Comme le soleil à son couchant, l’astre impérial brillait de son plus bel éclat, lorsqu’un frisson mortel passa sur le cœur de la France. Une armée de cinq cent mille hommes dans laquelle la mère patrie comptait deux cent soixante et dix mille de ses fils les plus forts et les plus vaillans, venait de passer le Niémen pour aller frapper l’Angleterre au sein glacé de la Russie. Le régiment de Bernard faisait partie de la réserve de cavalerie commandée par Murat. On reçut au château une lettre datée de Wilna, puis une autre dans laquelle Bernard racontait qu’il avait été fait chef d’escadron après l’affaire de Volontina, puis une troisième, puis rien. Les jours, les semaines, les mois s’écoulèrent : point de nouvelles ! Seulement on apprit qu’une bataille, la plus terrible qui se fût donnée dans les temps modernes, avait été livrée dans les plaines de la Moscowa ; la victoire avait coûté vingt mille hommes à l’armée française. Vingt mille hommes tués, et point de lettres ! L’empereur est à Moscou, mais point de lettres de Bernard. Stamply espère encore ; il se dit qu’il y a loin du château de La Seiglière au Kremlin et qu’entre ces deux points le service des postes ne saurait, surtout en temps de guerre, se faire très régulièrement. Mais des bruits sinistres circulent ; bientôt ces sourdes rumeurs se changent en un cri d’épouvante, et la France en deuil compte avec stupeur ce qui reste de ses légions.
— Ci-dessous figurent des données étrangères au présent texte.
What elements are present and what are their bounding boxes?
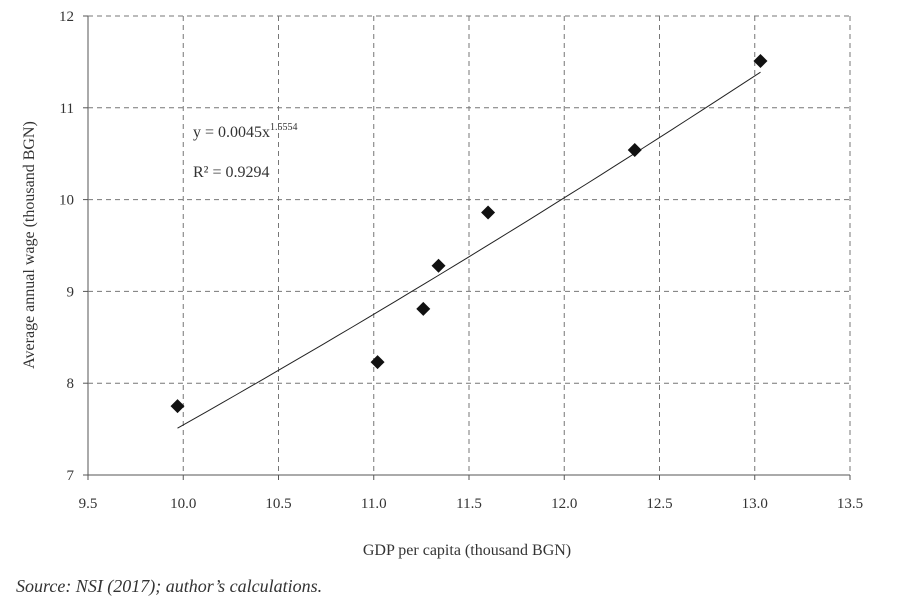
x-tick-label: 12.0 — [551, 496, 577, 512]
x-tick-label: 10.0 — [170, 496, 196, 512]
x-tick-label: 13.0 — [742, 496, 768, 512]
x-axis-label: GDP per capita (thousand BGN) — [363, 542, 571, 559]
y-tick-label: 7 — [67, 468, 75, 484]
x-tick-label: 12.5 — [646, 496, 672, 512]
equation-label: y = 0.0045x1.5554 — [193, 122, 298, 141]
data-point — [481, 205, 496, 220]
x-tick-label: 11.5 — [456, 496, 482, 512]
source-note: Source: NSI (2017); author’s calculation… — [16, 576, 323, 596]
x-tick-label: 9.5 — [79, 496, 98, 512]
x-tick-label: 11.0 — [361, 496, 387, 512]
y-axis-label: Average annual wage (thousand BGN) — [21, 121, 38, 369]
trendline — [177, 71, 761, 429]
x-tick-label: 13.5 — [837, 496, 863, 512]
y-tick-label: 11 — [60, 101, 74, 117]
data-point — [627, 143, 642, 158]
y-tick-label: 9 — [67, 284, 75, 300]
x-tick-label: 10.5 — [265, 496, 291, 512]
r2-label: R² = 0.9294 — [193, 164, 270, 181]
y-tick-label: 10 — [59, 193, 74, 209]
data-point — [170, 399, 185, 414]
data-point — [370, 355, 385, 370]
y-tick-label: 8 — [67, 376, 75, 392]
y-tick-label: 12 — [59, 9, 74, 25]
data-point — [416, 301, 431, 316]
data-point — [431, 258, 446, 273]
data-point — [753, 53, 768, 68]
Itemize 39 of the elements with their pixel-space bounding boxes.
Que se passait-il au château ? Ce qui se passait, hélas ! dans tous les pauvres cœurs éperdus qui cherchaient un fils dans ces rangs éclaircis par le froid et par la mitraille. Stamply s’étant décidé à s’adresser au ministère de la guerre pour savoir à quoi s’en tenir sur la destinée de Bernard, la réponse ne se fit pas attendre : Bernard avait été tué à la bataille de la Moscowa.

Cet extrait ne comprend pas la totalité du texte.